Eliza'nın yeteneği Yaşam'dı.Kişiliğine Dair...
- Harmonia ilk karşılaştığınızda ifadesiz, soğuk görünebilir. Ancak gözlerinde ki pırıltıyı yakalarsanız onun nasıl biri olduğunu farkedersiniz. Gözleri hep bir umutla, neşeyle, mutlulukla parlar. Ama buun farketmekte düşündüğünüz gibi kolay değildir. Harmonia kapalı bir kutudur ve bunu istediğine gösterir. Ama yüzüne koyduğu maske bazen aralanır gibi olur.
- Fiziksel açıdan bakılırsa Alba'ların ki gibi sarı saçları ve mavi gözleri vardır. Ancak onun saçları ve gözleri diğerlerine karşı farklı parlar. Uzun boyludur ancak sırık gibi değildir, ifadesiz ve soğuk görünür. Görünmeye çalışır ve bunu başarıyor.
- Harmonia, yaşlı kadınını kaybettiğinde Viva olan inançları artmıştır. Aslında pek dindar sayılmaz ancak Viva'ya olan bağlılığıda görülmeyecek gibi değildir. Viva'ya bazen sitem etsede inancı kuvvetli sayılabilir.
- Sessiz bir kızdır.

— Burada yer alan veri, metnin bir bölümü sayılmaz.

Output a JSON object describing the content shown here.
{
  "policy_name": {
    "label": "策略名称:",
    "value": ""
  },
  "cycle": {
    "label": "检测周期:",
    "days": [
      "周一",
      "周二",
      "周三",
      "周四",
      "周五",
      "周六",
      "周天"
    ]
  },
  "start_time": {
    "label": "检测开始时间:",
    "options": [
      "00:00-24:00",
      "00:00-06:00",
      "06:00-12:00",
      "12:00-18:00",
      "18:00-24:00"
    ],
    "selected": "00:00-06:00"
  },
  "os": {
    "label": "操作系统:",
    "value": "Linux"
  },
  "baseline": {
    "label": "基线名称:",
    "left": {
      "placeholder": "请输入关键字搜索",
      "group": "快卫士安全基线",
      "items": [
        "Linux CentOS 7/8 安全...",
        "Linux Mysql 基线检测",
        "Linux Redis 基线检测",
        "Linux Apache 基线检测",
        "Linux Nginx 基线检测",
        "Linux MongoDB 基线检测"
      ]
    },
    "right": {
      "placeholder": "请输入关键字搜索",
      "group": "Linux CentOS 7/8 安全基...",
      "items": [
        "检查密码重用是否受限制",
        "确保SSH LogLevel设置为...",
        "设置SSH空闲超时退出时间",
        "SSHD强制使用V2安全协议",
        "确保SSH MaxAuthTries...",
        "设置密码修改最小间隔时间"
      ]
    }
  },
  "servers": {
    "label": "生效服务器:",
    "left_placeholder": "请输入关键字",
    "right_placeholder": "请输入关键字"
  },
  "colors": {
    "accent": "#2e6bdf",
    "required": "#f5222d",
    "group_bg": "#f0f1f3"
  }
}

Pek konuşmayı sevmez. Fazla dostu yoktur. Sadece bir iki tane. Hoş onlara dost denmesi de biraz tuhaf kaçar. Daha çok yanlız kalmaktan hoşlanır. Asosyal bir kız izlenimi verir. Öyle olmadığınıda ancak onu çok iyi tanıyan biri bilebilir.Lider ruhludur ancak bunu gösterecek ne zamanı vardır ne de yeri. Aslında bunlar sadece bahaneler o sessiz ve yanlız görünmek istiyor.
- Eğlenmek konusunda isteksizdir. Partiler ve içkiler ona göre değildir. Onun daha önemli işleri vardır. Erkekler konusunda tereddütleri vardır, daha kendisi bile bilmesede kızlardan hoşlanıyordur. Biseksüeldir aslında.